Don’t forget lots of breathable layers to keep the kids warm under the ski suit or jacket. Uniqlo offers a great range of inexpensive Heattech vests, tops, roll necks and thermal leggings. There are also places in the UK where you can hire ski clothes so this is something to consider when your kids are young and bound to grow out of their ski gear from one year to the next.

Small rucksack

This will come in handy when you don’t know what the weather will bring. Even if the kids are at ski school, it will be handy having snacks, an extra layer of clothing, inner gloves or sunglasses/goggles with you that you can drop off at lunchtime or give to them when you pick them up.

Ski equipment

Don’t pack, go for hire, especially for young kids. The cost of getting your ski equipment to the airport and checking it in, makes buying simply uneconomic. Not to forget that the kids will grow out of their ski boots and skis pretty quickly, and you will regret having bought a model that will eventually be outdated.

If you are a seasoned skier and want to treat yourself, you might want to go for custom made boots but otherwise go for ski hire at the resort for yourself and the kids. The exception might be a helmet: Kids usually get these as part of their ski package hire but helmets are not always available for adults to rent. So, this is something to consider packing. Whether you buy or rent, make sure it fits perfectly for safety reasons.

Sun cream

Never forget to pack sun cream. You’re very high up a mountain and cold temperatures will deceive, yet the sun can be very strong on sunny days so lather your kids in 50+ if you want to avoid sun burnt faces at the end of the day.

Other clothes

You will only need casual clothes in the evenings and hotels tend to be warm and cosy. Just don’t forget, if you venture out, you will still need a woolly hat, scarf and gloves. Your kids will probably be more than happy to wear their ski gloves and neck scarves but you might decide to want to look a little more trendy. Most importantly, however, is footwear. Unless you are going at sunny Easter and are staying in the valley, you and the kids will require snow boots. These are really important if you don’t want to slip on ice or snow when you venture out of the hotel or undertake any other activities such as tobogganing.

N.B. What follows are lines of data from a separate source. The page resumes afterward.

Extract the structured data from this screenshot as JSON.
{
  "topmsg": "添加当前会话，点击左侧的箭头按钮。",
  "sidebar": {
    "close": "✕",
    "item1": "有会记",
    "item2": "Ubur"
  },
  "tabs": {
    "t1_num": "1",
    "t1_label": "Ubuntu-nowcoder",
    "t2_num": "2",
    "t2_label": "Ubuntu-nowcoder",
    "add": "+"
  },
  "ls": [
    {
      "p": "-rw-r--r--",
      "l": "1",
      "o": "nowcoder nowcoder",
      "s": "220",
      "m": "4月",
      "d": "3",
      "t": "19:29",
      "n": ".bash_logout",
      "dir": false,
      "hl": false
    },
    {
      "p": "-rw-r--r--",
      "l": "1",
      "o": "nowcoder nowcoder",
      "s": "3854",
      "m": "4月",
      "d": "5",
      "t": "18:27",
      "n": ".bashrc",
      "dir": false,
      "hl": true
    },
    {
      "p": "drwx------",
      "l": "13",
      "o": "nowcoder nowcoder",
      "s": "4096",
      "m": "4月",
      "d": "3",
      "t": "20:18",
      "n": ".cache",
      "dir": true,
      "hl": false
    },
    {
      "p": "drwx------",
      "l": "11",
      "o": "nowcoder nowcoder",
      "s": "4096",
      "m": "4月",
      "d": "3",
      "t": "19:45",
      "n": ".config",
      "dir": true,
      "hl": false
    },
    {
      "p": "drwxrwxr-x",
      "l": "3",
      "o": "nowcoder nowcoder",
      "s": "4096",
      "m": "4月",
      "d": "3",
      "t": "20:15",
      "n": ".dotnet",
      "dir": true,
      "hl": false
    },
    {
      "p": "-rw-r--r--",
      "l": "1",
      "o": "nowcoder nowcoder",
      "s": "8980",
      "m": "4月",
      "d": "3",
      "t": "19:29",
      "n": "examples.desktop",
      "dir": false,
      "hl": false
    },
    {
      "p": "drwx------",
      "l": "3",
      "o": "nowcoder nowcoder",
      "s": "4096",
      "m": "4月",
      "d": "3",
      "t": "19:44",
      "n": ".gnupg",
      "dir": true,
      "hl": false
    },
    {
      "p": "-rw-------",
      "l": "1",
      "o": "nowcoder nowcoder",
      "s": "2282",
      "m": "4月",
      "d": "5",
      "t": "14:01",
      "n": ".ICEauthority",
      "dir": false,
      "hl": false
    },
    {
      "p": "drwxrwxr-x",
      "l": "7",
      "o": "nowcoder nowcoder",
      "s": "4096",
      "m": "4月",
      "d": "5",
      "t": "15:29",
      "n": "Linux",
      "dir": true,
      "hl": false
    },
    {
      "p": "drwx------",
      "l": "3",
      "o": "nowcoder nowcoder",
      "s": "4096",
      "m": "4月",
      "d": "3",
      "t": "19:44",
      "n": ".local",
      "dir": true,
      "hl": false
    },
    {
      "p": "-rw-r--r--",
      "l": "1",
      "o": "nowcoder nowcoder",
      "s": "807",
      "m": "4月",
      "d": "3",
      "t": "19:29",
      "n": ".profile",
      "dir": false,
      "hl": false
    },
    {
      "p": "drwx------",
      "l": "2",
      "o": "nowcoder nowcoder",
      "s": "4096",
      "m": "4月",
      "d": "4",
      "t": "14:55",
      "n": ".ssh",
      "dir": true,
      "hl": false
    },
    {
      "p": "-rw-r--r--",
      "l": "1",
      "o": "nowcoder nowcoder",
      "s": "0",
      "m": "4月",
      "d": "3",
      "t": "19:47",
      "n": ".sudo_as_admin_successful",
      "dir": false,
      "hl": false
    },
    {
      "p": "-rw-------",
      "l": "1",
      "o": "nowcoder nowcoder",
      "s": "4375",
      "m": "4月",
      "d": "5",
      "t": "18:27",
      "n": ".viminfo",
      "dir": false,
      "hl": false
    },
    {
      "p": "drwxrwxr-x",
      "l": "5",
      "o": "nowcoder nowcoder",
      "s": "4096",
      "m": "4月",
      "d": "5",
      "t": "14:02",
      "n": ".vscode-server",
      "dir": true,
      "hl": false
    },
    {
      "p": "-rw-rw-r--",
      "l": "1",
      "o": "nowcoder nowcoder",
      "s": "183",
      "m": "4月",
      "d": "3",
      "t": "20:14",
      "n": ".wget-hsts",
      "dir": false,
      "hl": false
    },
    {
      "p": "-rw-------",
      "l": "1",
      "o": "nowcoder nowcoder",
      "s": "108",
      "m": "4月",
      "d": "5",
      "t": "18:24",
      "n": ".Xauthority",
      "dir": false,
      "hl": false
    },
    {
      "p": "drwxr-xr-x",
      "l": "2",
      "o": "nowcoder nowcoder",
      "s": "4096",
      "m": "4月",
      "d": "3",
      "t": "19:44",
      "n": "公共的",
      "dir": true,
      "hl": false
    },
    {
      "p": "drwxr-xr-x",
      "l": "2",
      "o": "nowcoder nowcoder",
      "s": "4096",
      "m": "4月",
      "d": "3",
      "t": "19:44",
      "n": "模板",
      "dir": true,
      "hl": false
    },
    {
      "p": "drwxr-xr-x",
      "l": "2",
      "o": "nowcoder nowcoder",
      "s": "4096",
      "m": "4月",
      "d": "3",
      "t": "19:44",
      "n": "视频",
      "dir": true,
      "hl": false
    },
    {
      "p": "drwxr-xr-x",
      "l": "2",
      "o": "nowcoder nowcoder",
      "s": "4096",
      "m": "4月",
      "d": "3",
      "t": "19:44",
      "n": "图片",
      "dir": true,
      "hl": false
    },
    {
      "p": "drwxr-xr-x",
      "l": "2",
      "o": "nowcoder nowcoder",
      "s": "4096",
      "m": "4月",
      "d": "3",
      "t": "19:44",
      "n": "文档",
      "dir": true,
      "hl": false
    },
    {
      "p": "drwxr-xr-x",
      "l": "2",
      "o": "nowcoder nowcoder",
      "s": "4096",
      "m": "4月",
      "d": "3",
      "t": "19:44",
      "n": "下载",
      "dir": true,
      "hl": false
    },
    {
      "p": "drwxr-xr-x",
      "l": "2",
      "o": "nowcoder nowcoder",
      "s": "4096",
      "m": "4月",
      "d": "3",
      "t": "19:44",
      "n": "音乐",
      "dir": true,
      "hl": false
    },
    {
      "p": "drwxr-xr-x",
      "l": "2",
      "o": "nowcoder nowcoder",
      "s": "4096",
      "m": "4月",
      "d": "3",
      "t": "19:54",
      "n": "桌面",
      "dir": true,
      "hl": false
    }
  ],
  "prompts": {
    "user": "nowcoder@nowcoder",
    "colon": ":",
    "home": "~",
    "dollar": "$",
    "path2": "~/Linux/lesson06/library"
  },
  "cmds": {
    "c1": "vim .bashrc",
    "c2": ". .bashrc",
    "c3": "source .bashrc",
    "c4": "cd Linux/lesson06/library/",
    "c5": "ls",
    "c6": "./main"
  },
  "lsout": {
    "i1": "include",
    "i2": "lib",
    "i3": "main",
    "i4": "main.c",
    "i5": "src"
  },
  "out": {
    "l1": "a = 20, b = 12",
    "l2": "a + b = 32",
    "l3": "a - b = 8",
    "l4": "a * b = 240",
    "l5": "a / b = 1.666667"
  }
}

What to expect from a ski holiday with young kids

Expect aching muscles! Even if you are generally fit and healthy, unless you spend 2-3 months doing specific ski exercises to get fit for the slopes, you will ache.  Stretch every night to relieve the aches and maybe treat yourself to a sports massage – most hotels offer these and for a reason!

Don’t expect the little ones to take to skiing immediately. Children under the age of 4 are rarely happy to be left at ski school without mummy or daddy or going out in the cold with heavy plastic boots on their feet which restrict their every movement! Whatever age your kids are, be patient and have a back up plan.

Don’t expect to get a full day’s on the slopes yourself and expect a call from ski school that your child wants mummy or daddy. Build a snowman, borrow a sledge or do some other fun activities if you have to pick them up early because they are tired. It is unlikely they will spend a whole week in ski school without a moan or without being worn out.

Preparation is key when you travel with young children but if you have the budget and go with the right mind set, both you and your kids will have a ball on and off the piste.